Nach § 529 Abs. 1 Nr. 1 Halbs. 2 ZPO ist das Berufungsgericht an die vom erstinstanzlichen Gericht festgestellten Tatsachen gebunden, soweit nicht konkrete Anhaltspunkte Zweifel an der Richtigkeit und Vollständigkeit der entscheidungserheblichen Feststellungen begründen und deshalb eine erneute Feststellung gebieten. Konkrete Anhaltspunkte, welche hiernach die Bindung des Berufungsgerichts an die vorinstanzlichen Feststellungen entfallen lassen, können sich insbesondere aus Verfahrensfehlern ergeben, die dem Eingangsgericht bei der Feststellung des Sachverhalts unterlaufen sind. Ein solcher Verfahrensfehler liegt namentlich vor, wenn die Beweiswürdigung in dem erstinstanzlichen Urteil den Anforderungen nicht genügt, die von der Rechtsprechung zu § 286 Abs. 1 ZPO entwickelt worden sind. Dies ist der Fall, wenn die Beweiswürdigung unvollständig oder in sich widersprüchlich ist, oder wenn sie gegen Denkgesetze oder Erfahrungssätze verstößt (BGHZ 158, 269, Juris Rn 8f). Zweifel an der Richtigkeit und Vollständigkeit der entscheidungserheblichen Feststellungen können sich auch aus der Möglichkeit unterschiedlicher Wertung ergeben, insbesondere daraus, dass das Berufungsgericht das Ergebnis einer erstinstanzlichen Beweisaufnahme anders würdigt als das Gericht der Vorinstanz. Wenn sich das Berufungsgericht von der Richtigkeit der erstinstanzlichen Beweiswürdigung nicht zu überzeugen vermag, so ist es an die erstinstanzliche Beweiswürdigung, die es aufgrund konkreter Anhaltspunkte nicht für richtig hält, nicht gebunden, sondern zu einer erneuten Tatsachenfeststellung berechtigt und verpflichtet (BGHZ 162, 313 Juris RN 7)

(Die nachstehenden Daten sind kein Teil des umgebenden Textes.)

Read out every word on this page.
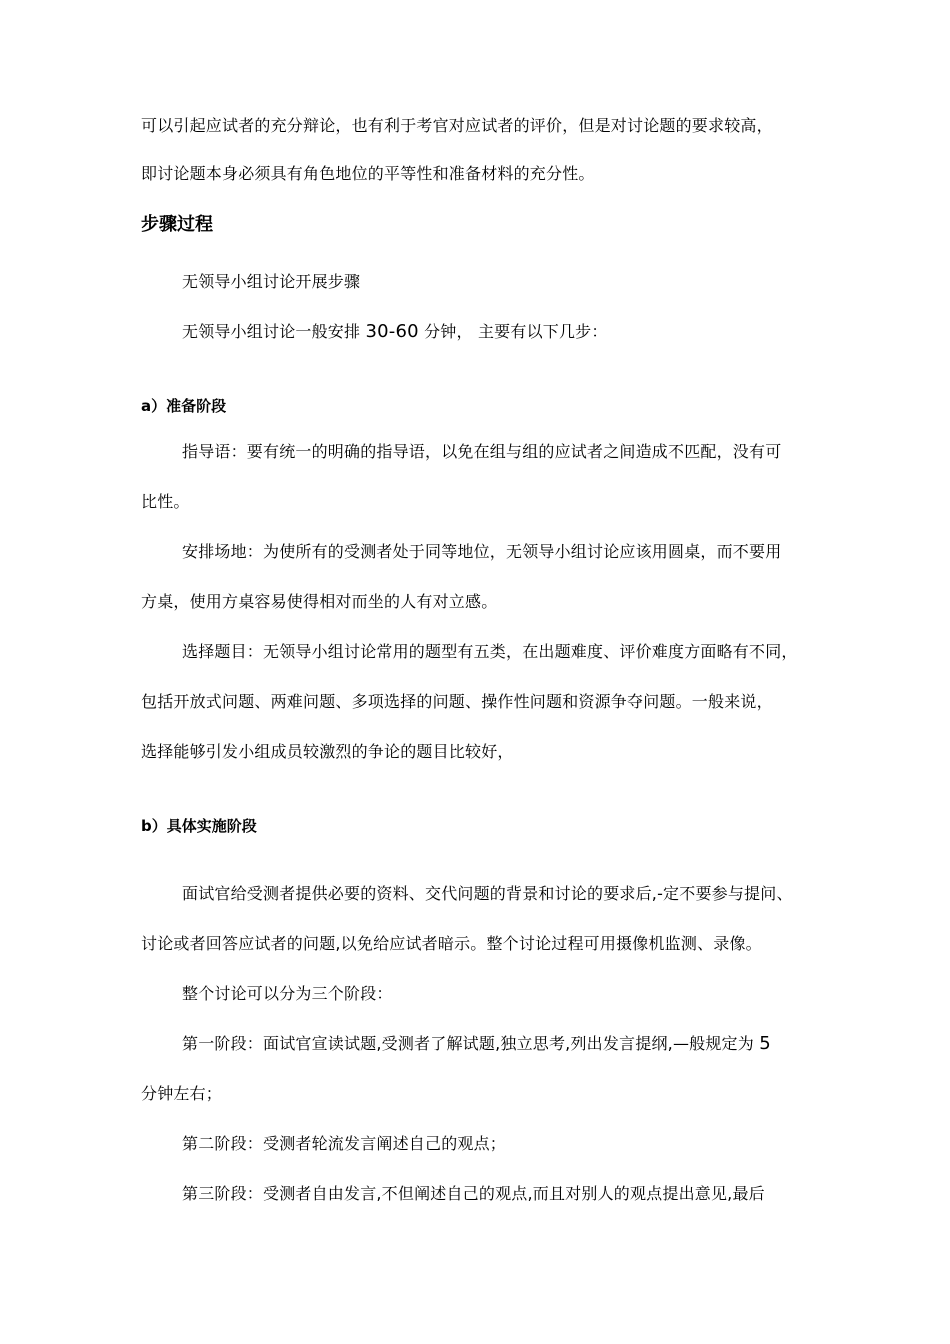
可以引起应试者的充分辩论，也有利于考官对应试者的评价，但是对讨论题的要求较高，
即讨论题本身必须具有角色地位的平等性和准备材料的充分性。
步骤过程
无领导小组讨论开展步骤
无领导小组讨论一般安排 30-60 分钟， 主要有以下几步：
a）准备阶段
指导语：要有统一的明确的指导语，以免在组与组的应试者之间造成不匹配，没有可
比性。
安排场地：为使所有的受测者处于同等地位，无领导小组讨论应该用圆桌，而不要用
方桌，使用方桌容易使得相对而坐的人有对立感。
选择题目：无领导小组讨论常用的题型有五类，在出题难度、评价难度方面略有不同，
包括开放式问题、两难问题、多项选择的问题、操作性问题和资源争夺问题。一般来说，
选择能够引发小组成员较激烈的争论的题目比较好，
b）具体实施阶段
面试官给受测者提供必要的资料、交代问题的背景和讨论的要求后,-定不要参与提问、
讨论或者回答应试者的问题,以免给应试者暗示。整个讨论过程可用摄像机监测、录像。
整个讨论可以分为三个阶段：
第一阶段：面试官宣读试题,受测者了解试题,独立思考,列出发言提纲,—般规定为 5
分钟左右；
第二阶段：受测者轮流发言阐述自己的观点；
第三阶段：受测者自由发言,不但阐述自己的观点,而且对别人的观点提出意见,最后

Als einziges unmittelbares Beweismittel hatte der Kläger seinen Vater, von dem er die Klagforderung abgetreten erhalten hatte, als Zeugen benannt. Diesen Zeugen hat das Landgericht gehört. Auf der Grundlage der Angaben dieses Zeugen konnte das Landgericht keine Überzeugung nach § 286 ZPO gewinnen, dass die Beklagte die 14.000,00 € weggenommen hätte.

Auch wenn die Entscheidungsgründe des angefochtenen Urteils eine ausreichende Beweiswürdigung der Angaben des Zeugen W. vermissen lassen, bestehen doch keine vernünftigen Zweifel an der Richtigkeit der Feststellung des Landgerichts. Die Angaben des Zeugen W. sind, soweit sie überprüfbar sind, mit erheblichen Unsicherheiten und Ungenauigkeiten behaftet.

...

3.

Danach ist es durchaus möglich, dass die Beklagte vom Zeugen W. 14.000,00 € in bar für einen Autokauf erhalten oder die Beklagte diesen Betrag eigenmächtig an sich genommen hat. Einen entsprechenden Nachweis hat der beweisbelastete Kläger jedoch nicht führen können, weshalb die Klage zu Recht abgewiesen wurde und die Berufung keine Aussicht auf Erfolg hat.